Big watch brands are among the ‘quiet luxury’ stocks moving into investor’s portfolios Big watch brands are among the ‘quiet luxury’ stocks moving into investor’s portfolios

Big watch brands are among the ‘quiet luxury’ stocks moving into investor’s portfolios

D.C. Hannay

I was recently struck by a CNBC headline, announcing that so-called “quiet luxury” stocks are quietly moving into the long-term portfolios of investors. Now, I’m not sure this new development is actually new, but I think perhaps the attention is a result of the recently trendy term. The hit HBO show Succession brought some heat to the phrase with the fashion choices of its characters, uber-high rollers who eschewed loud, logo-heavy looks for refined fabrics and muted colours. Their choices in timepieces also tended toward that same restrained aesthetic, a sort of “if you know, you know” stealth-wealth vibe that doesn’t feel the need to peacock. And a tasteful wristwatch is a much more subtle flex than a bigger display, such as a beachfront McMansion or a Huracán STO in Mantis Green.
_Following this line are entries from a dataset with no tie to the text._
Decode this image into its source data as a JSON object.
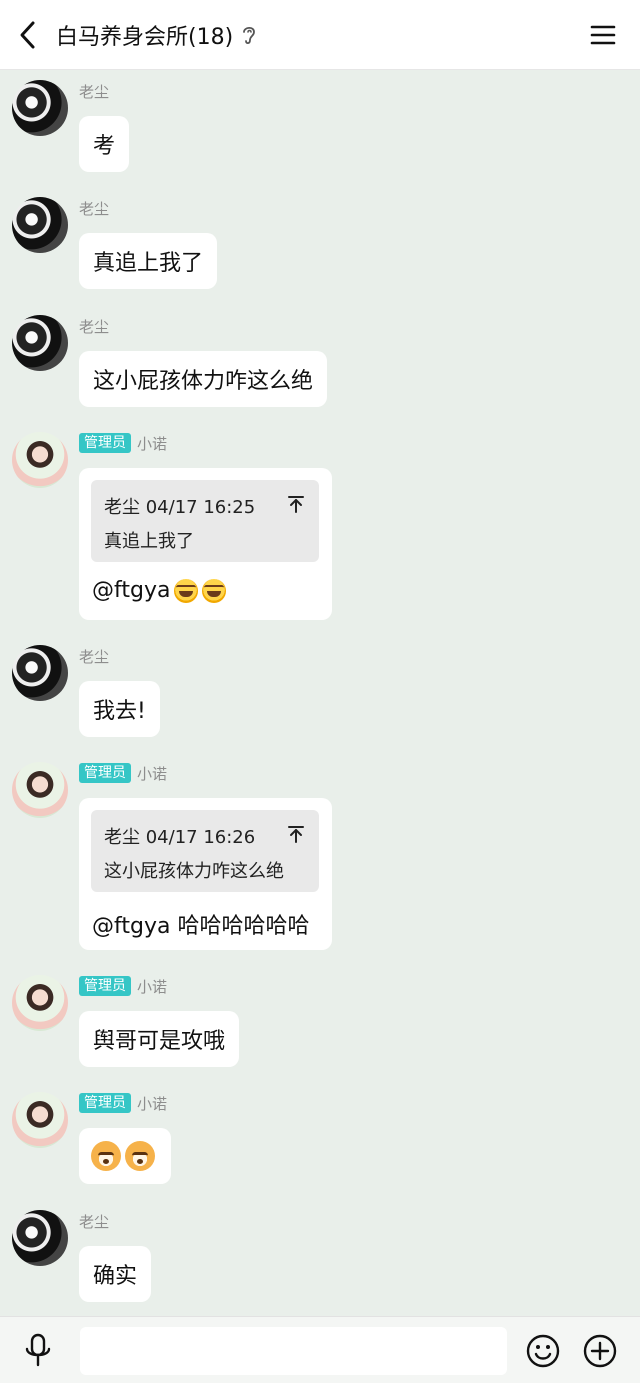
{
  "header": {
    "title": "白马养身会所(18)"
  },
  "messages": [
    {
      "sender": "老尘",
      "admin": false,
      "text": "考"
    },
    {
      "sender": "老尘",
      "admin": false,
      "text": "真追上我了"
    },
    {
      "sender": "老尘",
      "admin": false,
      "text": "这小屁孩体力咋这么绝"
    },
    {
      "sender": "小诺",
      "admin": true,
      "badge": "管理员",
      "quote_head": "老尘 04/17 16:25",
      "quote_text": "真追上我了",
      "reply": "@ftgya"
    },
    {
      "sender": "老尘",
      "admin": false,
      "text": "我去!"
    },
    {
      "sender": "小诺",
      "admin": true,
      "badge": "管理员",
      "quote_head": "老尘 04/17 16:26",
      "quote_text": "这小屁孩体力咋这么绝",
      "reply": "@ftgya 哈哈哈哈哈哈"
    },
    {
      "sender": "小诺",
      "admin": true,
      "badge": "管理员",
      "text": "舆哥可是攻哦"
    },
    {
      "sender": "小诺",
      "admin": true,
      "badge": "管理员",
      "emoji": "doge-emoji"
    },
    {
      "sender": "老尘",
      "admin": false,
      "text": "确实"
    }
  ],
  "input": {
    "placeholder": ""
  },
  "icons": {
    "back": "chevron-left-icon",
    "ear": "ear-icon",
    "menu": "hamburger-menu-icon",
    "mic": "microphone-icon",
    "emoji": "smiley-icon",
    "plus": "plus-circle-icon"
  },
  "colors": {
    "background": "#e9efea",
    "admin_badge": "#35c6c6",
    "bubble": "#ffffff"
  }
}
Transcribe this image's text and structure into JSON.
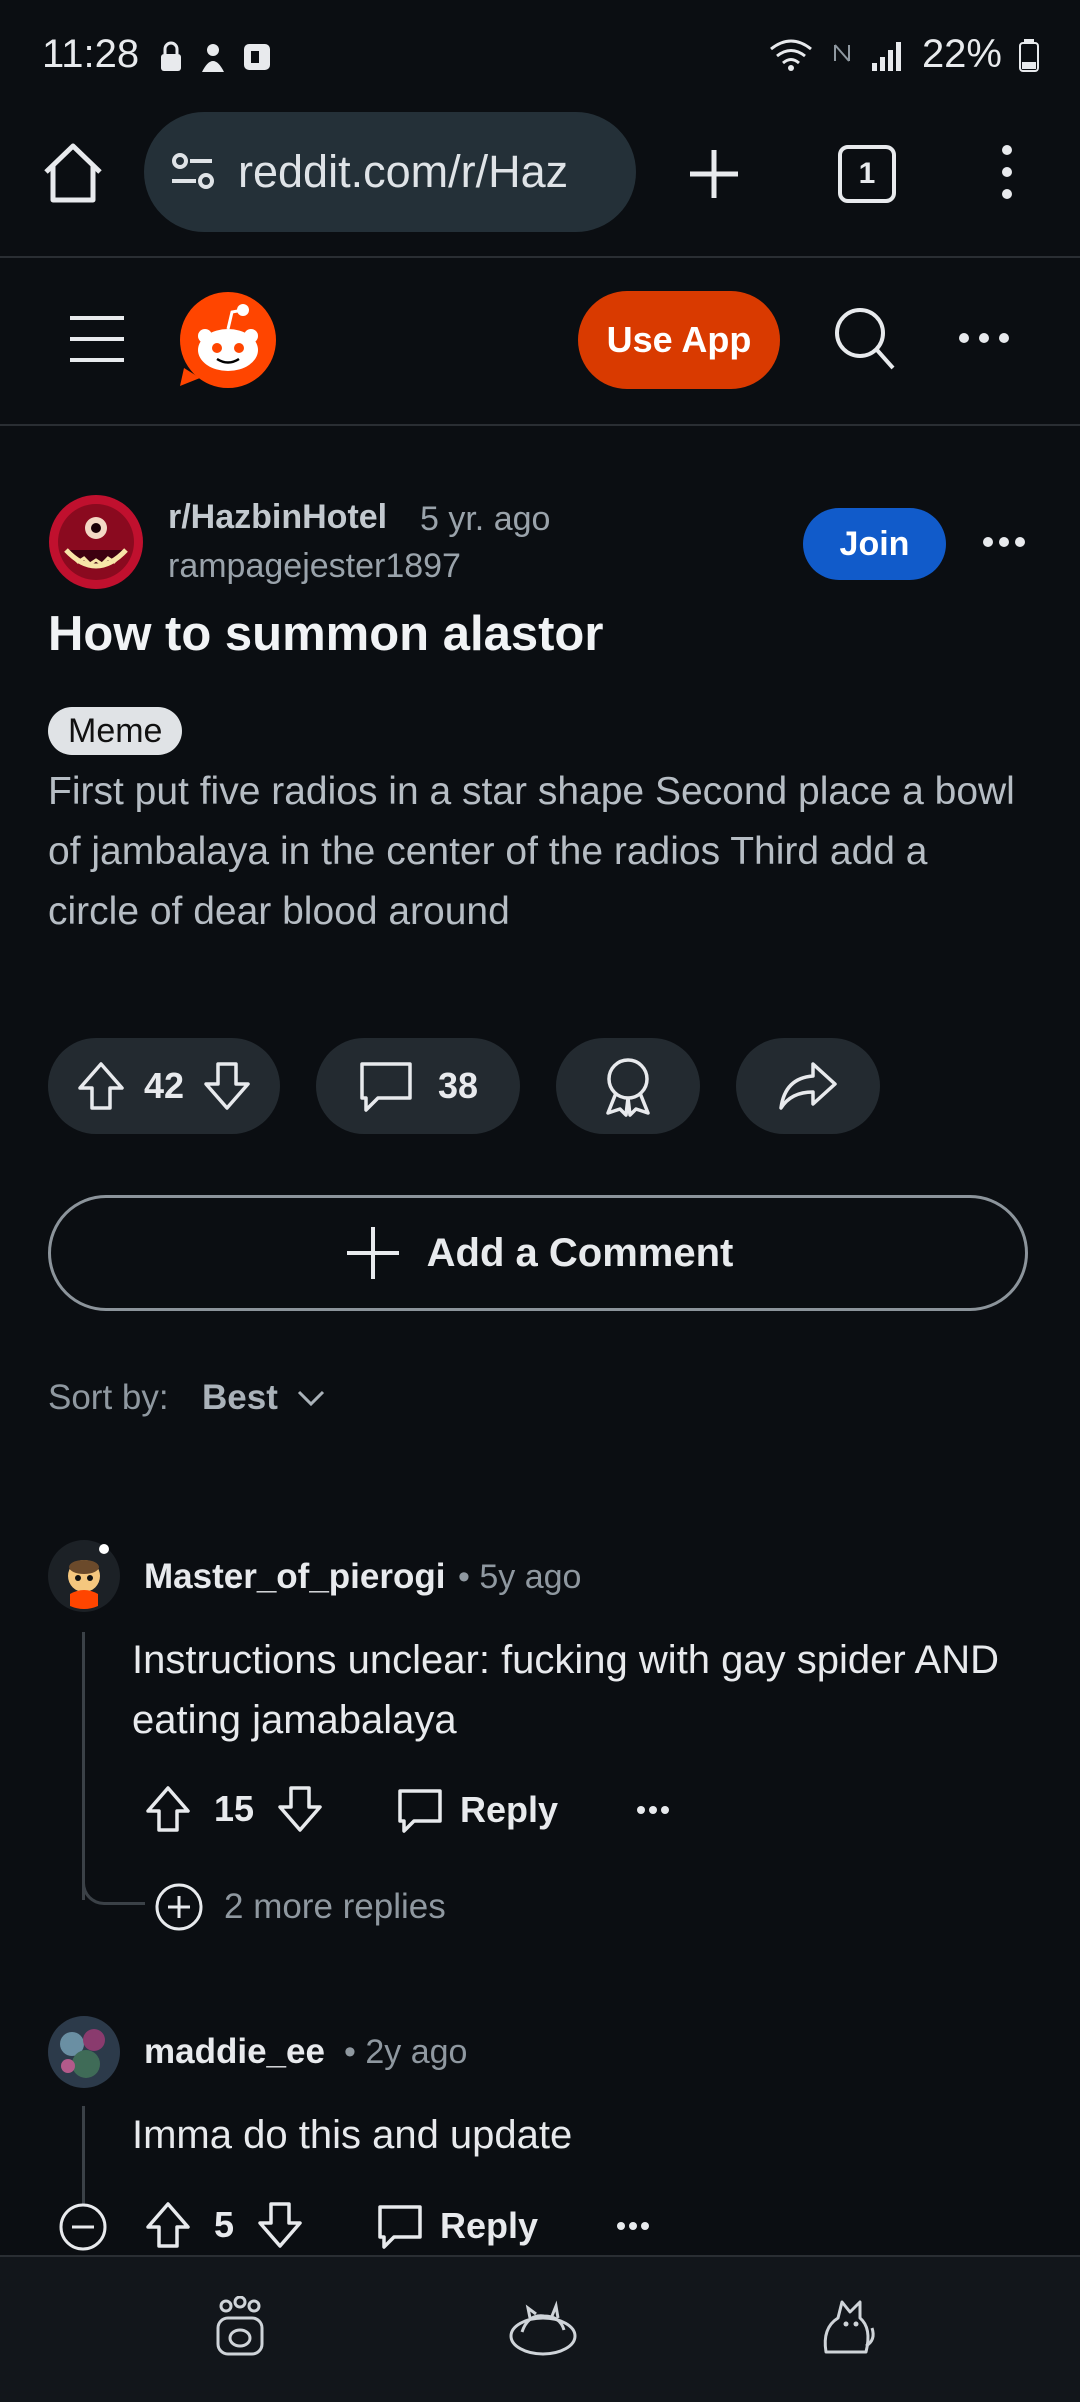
{
  "status": {
    "time": "11:28",
    "battery": "22%"
  },
  "browser": {
    "url": "reddit.com/r/Haz",
    "tab_count": "1"
  },
  "header": {
    "use_app": "Use App"
  },
  "post": {
    "subreddit": "r/HazbinHotel",
    "age": "5 yr. ago",
    "author": "rampagejester1897",
    "join": "Join",
    "title": "How to summon alastor",
    "flair": "Meme",
    "body": "First put five radios in a star shape Second place a bowl of jambalaya in the center of the radios Third add a circle of dear blood around",
    "votes": "42",
    "comments": "38"
  },
  "add_comment": "Add a Comment",
  "sort": {
    "label": "Sort by:",
    "value": "Best"
  },
  "comments": [
    {
      "user": "Master_of_pierogi",
      "time": "• 5y ago",
      "text": "Instructions unclear: fucking with gay spider AND eating jamabalaya",
      "votes": "15",
      "reply": "Reply",
      "more_replies": "2 more replies"
    },
    {
      "user": "maddie_ee",
      "time": "• 2y ago",
      "text": "Imma do this and update",
      "votes": "5",
      "reply": "Reply"
    }
  ],
  "colors": {
    "background": "#0b0e12",
    "use_app": "#d93a00",
    "join": "#115bca",
    "reddit_orange": "#ff4500"
  }
}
Savvy investors have been long on luxury stocks for some time, as they can act as a hedge against inflation. And while there are several luxury watch brands that are still privately owned such as Rolex/Tudor, Audemars Piguet, Patek Philippe, and Chanel, there are publicly-traded conglomerates that count some rather well-known brands among their rosters. One more thing: it goes without saying, but I’ll say it anyway. We are not investment advisors, so caveat emptor, do your research, and only invest what you can afford to lose. Now, onto the companies and their brands.


lvmh watch week miami logo

French luxury giant Louis Vuitton Moët Hennessy has done rather well of late, approaching their historic highs of last year. The Arnault family are the majority shareholders, and the diversity of companies in their stable is rather staggering. You’ll find world-renowned brands like Dom Pérignon, Christian Dior, Louis Vuitton, Marc Jacobs, Givenchy, and Rihanna’s Fenty Beauty brand of cosmetics in their portfolio, and it’s their diversity that has spurred steady growth. LVMH isn’t wanting for watch brands, either, and they count Louis Vuitton, Zenith, Hublot, Bulgari, TAG Heuer, Dior, Tiffany & Co., Daniel Roth, Chaumet, and the newly revitalised Gérald Genta in their stable. The next generation of Arnaults are firmly entrenched in the family’s watch business, too, with son Frédéric overseeing LVMH’s watch division, including the Zenith, Hublot, and TAG Heuer brands (having previously served as TAG Heuer’s CEO). His brother Jean now heads up Louis Vuitton’s watchmaking efforts, while Bernard Arnault’s youngest son Alexandre is a VP of Tiffany & Co.


cartier pasha salmon dial automatic leather strap

The Richemont Group is similarly diverse, with many fashion houses, including Chloé, Dunhill, Delvaux, and Peter Millar under the same umbrella. They even own a specialty manufacturer of hunting firearms, the British gunmaker Purdey, who’s famously supplied the royal family since the mid-1800s. But it’s the jaw-dropping watch and jewellery holdings that make up the bulk of Richemont’s arsenal. You’ll find heavy hitters like Cartier, Jaeger-LeCoultre, IWC, A. Lange & Söhne, Vacheron Constantin, Panerai, Piaget, Roger Dubuis, Van Cleef & Arpels, Buccellati, Montblanc, and Baume & Mercier among their holdings.

Swatch Group

omega speedmaster super racing nato strap

If you live and breathe watches, you’re no doubt familiar with the range of brands under the Swatch Group banner. Even normal people caught wind of the headline-grabbing collabs between stablemates Swatch, Omega, and Blancpain, but the Swatch Group, while strictly a watchmaking enterprise, is the world’s largest, with over 30,000 employees. Besides Swatch, Omega, and Blancpain, the group also owns Breguet, Certina, Flik Flak, Glashütte Original, Hamilton, Harry Winston, Jaquet Droz, Longines, Mido, Rado, Tissot, and Union Glashütte, as well as movement manufacture ETA. Being less diverse than LVMH and Richemont, however, means they’re more susceptible to the inevitable fluctuations of the watch market.

Hermes Arceau Lheure de la lune 4

And these three aren’t the only publicly traded stocks in the watchmaking business. Hermès is an established luxury brand that also manufactures fine timepieces, while both Seiko and Citizen have several brands in their quivers, including Grand Seiko and Credor (Seiko), as well as Frederique Constant, Arnold & Son, Bulova, Alpina, and the La Joux-Perret and Miyota movement manufactures (Citizen). So while you can’t buy stock in Rolex (as much as we might like to), there are plenty of options out there.